The Disconnect Between Lips and Life

Why is it so devastating when a pastor has an affair or a priest molests a child?

No doubt we are shaken to the core, but why? Well, it’s hard to see anyone fall, and people who we’ve elevated as heroes or trusted voices fall hardest for us. Also, no one likes to be misled, and these things are nothing less than a betryal of our trust. But perhaps most disturbing is that the corruption has been covered up with a facade of righteousness and we were powerless to help because it was hidden from us. Not only have we been lied to by the person who claimed to love us, but we were stripped of one of love’s greatest abilities: to help.

Throughout the Scriptures, God has spoken out harshly against hypocrisy. In the books of the prophets and especially in the life of Christ, nothing brought such indignation as those who claimed righteousness with the lips, without having it in their hearts. Jesus, our gentle Savior, lashed out at the scribes and Pharisees in terms that certainly couldn’t be considered unifying. He knew their hypocrisy was self-serving. All hypocrisy is self-serving. They can’t find out, can’t rock the boat, keep the gears turning, the machine running. Too lazy to follow hard after Christ, too proud to let anyone else know that. You want, as they say, to have your cake and eat it too.

In Matthew 15, Jesus makes one of His most poignient remarks about hypocrisy. The Pharisees are bothered that His disciples hadn’t washed their hands before eating; how could they ignore this important tradition? And Jesus, in an almost “it figures” tone, refers to Isaiah 29:13, pointing out that they had grown close to Him in their speech, but their hearts were far from Him.

Take a look at Isaiah 29:9-16:

Stop and consider this great tragedy. Blind yourself and you are blind. Israel is in a drunken stupor, but it’s not from alcohol–it was brought upon them by the Lord. They were all blanketed in dark blindness. To them, understanding was like a sealed book in the hands of an illiterate man.

The reason? They came close to Him with their lips–they even showed honor. But their hearts were far from Him and they only feared Him because of their traditions.
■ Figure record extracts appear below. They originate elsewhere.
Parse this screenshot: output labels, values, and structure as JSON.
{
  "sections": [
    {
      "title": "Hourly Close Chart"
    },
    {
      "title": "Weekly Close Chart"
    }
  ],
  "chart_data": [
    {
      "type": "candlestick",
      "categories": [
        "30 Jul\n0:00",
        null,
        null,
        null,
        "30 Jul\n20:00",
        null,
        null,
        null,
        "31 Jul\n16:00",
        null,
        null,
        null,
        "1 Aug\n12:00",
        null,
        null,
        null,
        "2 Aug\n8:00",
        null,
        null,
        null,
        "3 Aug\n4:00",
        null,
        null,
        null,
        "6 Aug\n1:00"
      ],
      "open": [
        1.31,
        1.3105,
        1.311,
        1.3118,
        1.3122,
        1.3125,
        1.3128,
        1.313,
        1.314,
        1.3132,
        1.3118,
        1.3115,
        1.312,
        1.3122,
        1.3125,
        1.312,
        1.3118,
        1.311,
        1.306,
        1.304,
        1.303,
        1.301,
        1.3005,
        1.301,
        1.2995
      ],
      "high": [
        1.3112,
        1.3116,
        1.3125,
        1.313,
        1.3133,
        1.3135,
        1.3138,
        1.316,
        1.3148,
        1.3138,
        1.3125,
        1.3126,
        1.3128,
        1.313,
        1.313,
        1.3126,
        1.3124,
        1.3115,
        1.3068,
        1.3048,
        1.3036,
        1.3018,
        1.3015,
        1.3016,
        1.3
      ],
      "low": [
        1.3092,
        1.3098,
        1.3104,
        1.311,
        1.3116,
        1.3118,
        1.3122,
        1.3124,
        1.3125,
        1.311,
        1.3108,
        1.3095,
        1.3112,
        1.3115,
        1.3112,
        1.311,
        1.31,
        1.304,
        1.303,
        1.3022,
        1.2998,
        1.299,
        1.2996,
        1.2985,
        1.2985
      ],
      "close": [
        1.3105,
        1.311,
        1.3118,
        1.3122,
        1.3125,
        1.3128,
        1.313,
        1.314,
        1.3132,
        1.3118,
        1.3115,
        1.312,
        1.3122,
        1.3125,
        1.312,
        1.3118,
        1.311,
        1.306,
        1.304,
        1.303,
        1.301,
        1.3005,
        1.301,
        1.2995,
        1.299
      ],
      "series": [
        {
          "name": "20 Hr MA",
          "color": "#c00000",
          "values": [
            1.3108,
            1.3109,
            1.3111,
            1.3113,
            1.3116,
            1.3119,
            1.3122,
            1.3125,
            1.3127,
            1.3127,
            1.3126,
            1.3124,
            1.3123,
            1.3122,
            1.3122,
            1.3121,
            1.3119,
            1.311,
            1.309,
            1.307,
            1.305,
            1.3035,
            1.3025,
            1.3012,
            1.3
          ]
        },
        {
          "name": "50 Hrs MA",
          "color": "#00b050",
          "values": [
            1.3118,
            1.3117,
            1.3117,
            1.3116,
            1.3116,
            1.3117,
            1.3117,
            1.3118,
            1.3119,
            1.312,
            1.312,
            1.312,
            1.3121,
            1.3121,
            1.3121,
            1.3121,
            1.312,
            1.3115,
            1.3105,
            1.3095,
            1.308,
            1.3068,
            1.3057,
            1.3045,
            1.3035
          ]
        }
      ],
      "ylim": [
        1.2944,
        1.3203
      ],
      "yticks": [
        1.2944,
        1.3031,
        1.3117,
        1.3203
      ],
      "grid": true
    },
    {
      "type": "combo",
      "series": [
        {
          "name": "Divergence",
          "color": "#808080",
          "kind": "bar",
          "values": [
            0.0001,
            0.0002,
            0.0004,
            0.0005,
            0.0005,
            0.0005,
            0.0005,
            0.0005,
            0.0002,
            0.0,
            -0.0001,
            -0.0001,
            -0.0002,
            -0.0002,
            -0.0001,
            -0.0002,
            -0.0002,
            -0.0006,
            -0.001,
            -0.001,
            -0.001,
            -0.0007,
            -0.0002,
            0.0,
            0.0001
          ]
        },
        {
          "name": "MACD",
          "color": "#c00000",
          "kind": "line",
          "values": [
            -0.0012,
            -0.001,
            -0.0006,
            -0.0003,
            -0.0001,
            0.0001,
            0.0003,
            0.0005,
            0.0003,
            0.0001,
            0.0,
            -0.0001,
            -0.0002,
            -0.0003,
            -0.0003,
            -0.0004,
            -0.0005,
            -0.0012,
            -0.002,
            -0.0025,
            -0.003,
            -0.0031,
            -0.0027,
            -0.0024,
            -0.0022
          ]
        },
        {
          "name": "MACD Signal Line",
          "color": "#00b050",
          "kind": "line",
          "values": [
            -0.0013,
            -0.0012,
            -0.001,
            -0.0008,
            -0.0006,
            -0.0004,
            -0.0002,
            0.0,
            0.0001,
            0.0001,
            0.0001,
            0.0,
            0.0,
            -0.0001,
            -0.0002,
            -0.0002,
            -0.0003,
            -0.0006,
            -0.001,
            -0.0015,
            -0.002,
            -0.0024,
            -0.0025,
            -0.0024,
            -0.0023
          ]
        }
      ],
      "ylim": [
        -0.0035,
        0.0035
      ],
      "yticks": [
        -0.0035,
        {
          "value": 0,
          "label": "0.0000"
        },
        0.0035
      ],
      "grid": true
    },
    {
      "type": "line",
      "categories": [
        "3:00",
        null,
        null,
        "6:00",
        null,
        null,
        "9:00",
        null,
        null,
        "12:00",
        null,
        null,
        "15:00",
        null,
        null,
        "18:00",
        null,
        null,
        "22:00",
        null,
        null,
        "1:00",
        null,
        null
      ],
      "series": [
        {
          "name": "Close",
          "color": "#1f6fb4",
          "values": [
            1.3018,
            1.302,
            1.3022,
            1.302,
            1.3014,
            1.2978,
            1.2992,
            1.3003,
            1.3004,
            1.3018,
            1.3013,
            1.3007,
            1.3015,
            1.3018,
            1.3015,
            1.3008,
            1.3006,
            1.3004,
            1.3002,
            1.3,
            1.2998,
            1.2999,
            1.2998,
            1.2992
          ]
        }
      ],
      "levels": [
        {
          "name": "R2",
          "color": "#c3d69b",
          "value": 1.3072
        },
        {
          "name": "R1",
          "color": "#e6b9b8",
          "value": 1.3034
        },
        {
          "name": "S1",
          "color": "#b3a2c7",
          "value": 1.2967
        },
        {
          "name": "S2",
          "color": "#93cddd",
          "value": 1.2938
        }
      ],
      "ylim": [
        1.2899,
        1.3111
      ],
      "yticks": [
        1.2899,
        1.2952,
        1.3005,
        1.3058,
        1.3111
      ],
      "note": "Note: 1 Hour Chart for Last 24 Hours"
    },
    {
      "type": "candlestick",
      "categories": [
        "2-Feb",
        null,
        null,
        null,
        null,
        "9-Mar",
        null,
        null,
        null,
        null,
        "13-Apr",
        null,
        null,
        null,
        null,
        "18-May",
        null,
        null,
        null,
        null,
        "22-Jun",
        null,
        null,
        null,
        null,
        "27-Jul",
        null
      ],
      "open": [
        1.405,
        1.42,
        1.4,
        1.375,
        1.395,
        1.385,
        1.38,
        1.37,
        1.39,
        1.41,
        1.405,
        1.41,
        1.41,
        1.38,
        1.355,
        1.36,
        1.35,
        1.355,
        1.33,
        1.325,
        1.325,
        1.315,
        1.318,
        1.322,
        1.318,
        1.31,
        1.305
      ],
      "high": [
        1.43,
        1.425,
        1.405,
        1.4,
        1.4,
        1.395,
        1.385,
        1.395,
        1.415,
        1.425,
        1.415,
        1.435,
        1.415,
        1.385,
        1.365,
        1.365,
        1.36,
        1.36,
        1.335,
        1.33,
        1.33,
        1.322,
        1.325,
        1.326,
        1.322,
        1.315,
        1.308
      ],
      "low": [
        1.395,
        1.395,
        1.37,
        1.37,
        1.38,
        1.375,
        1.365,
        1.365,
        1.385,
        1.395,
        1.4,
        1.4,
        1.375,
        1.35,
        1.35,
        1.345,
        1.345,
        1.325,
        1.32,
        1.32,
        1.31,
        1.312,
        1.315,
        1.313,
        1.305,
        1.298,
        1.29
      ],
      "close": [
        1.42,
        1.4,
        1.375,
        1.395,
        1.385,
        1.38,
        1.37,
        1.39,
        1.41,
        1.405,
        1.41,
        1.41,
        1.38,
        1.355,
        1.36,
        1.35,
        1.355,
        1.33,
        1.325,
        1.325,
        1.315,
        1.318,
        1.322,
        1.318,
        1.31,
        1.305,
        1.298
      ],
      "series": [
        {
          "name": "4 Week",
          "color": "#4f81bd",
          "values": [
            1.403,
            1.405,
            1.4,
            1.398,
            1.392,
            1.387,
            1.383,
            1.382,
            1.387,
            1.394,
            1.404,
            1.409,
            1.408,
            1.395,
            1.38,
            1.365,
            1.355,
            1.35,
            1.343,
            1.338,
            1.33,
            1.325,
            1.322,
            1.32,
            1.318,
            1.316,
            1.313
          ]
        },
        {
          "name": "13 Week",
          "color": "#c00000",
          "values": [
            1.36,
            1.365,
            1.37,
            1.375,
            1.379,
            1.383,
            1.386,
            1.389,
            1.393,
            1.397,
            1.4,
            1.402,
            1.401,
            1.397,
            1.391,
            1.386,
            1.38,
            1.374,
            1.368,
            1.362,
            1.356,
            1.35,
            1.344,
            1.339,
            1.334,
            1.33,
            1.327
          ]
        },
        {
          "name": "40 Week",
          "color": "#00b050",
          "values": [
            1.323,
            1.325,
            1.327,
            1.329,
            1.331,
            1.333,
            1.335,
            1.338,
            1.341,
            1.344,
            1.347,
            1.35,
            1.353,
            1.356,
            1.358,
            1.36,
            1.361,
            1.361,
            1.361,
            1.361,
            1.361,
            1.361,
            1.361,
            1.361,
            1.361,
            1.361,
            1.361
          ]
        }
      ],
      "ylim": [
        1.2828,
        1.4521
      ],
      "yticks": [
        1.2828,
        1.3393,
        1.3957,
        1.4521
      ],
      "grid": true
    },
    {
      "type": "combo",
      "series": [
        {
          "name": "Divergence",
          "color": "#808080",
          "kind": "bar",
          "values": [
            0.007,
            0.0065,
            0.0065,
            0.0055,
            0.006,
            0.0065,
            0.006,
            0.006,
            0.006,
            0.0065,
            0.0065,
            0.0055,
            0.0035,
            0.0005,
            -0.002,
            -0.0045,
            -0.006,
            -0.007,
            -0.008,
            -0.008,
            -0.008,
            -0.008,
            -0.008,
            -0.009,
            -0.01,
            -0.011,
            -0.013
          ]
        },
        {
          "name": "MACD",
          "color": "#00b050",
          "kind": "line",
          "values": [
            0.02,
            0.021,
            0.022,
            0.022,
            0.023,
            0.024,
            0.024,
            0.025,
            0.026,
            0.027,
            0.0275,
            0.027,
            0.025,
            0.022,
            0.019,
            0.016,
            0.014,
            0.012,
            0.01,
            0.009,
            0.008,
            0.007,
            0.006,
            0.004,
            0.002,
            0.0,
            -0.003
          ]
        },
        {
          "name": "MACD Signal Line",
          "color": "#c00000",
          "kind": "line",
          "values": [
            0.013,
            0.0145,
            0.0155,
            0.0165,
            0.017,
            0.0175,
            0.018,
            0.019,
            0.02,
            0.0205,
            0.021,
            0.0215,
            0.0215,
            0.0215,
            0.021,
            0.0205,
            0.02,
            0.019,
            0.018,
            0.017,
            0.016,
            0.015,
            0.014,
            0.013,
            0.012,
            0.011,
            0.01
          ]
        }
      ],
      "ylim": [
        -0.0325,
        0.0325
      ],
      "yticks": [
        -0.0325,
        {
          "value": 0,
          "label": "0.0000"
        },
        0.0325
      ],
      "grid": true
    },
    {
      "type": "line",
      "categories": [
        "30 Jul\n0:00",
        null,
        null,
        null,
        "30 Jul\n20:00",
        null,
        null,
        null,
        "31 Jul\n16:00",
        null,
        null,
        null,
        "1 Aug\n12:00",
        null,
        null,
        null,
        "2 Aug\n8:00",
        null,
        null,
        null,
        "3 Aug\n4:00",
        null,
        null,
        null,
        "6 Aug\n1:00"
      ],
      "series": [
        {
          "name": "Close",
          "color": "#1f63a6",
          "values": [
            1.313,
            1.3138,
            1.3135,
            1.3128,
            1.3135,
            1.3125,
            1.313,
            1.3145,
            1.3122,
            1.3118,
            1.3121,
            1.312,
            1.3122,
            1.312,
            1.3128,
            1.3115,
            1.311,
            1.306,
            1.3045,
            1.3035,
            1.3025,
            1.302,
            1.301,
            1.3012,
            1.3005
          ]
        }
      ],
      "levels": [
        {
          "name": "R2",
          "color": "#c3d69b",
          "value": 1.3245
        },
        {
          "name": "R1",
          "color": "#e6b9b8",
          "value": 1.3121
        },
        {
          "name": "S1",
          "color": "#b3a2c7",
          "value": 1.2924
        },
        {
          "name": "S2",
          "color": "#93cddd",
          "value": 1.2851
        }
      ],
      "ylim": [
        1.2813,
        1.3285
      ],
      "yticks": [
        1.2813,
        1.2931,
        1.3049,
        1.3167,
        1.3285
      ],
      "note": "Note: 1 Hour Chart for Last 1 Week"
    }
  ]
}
He then promises to do something marvelous, even though they’re still blinded. He pronounces a death sentence upon their so-called wisdom and discernment and cautions all who would try to hide what they’ve done from Him. What a complete turn around for the clay to deny the Potter!

Perhaps even more convicting is what God tells Ezekiel in Ezekiel 33:

“Ezekiel, you realize what’s happening, don’t you? The people are talking about you everywhere, ready to come hear a Word from the Lord. They gather around you as people do, they sit and listen as if they were my people. But they don’t do what I say. They show me great love with their lips, but their heart isn’t there. It’s out chasing something else. To them, you are entertainment. They come for the show, like you’re a musician and they love your performance; but they walk away, unfazed, unchanged.”

I cannot think of a better description for the state of our churches today than this 3000 year old message. We may not be hiding an affair or abuse, but where are our hearts when the preacher speaks? The state of your heart on Sunday will be the state of your life on Monday.

Let’s ask a few more pertinent, perhaps more difficult questions. What would bring you to a church? What would drive you away? How many of you walk out of a church service impressed by the show? How many won’t go back because the preacher was monotone? What is it that really matters to you?

Commercialism, hypocrisy and complacency–it’s a deadly concoction, and one that we have all too quickly embraced in the name of relevance. But I’m afraid that, more often than not, relevancy is just a subtle way of saying that Christ alone isn’t enough.

As soon as you start adding things to Christ to make Him relevant, you take away the full power that He brings. Ninety percent Christ and ten percent something else leaves you with only ninety percent of that which really matters. So people get a watered-down Jesus and in turn see little or no change in their lives. They become disillusioned with Christianity and face a crossroad: pursue the pure, not-from-concentrate Jesus; denounce Christianity altogether; or do what so many have done, disconnect the life from the lips and become hypocrites.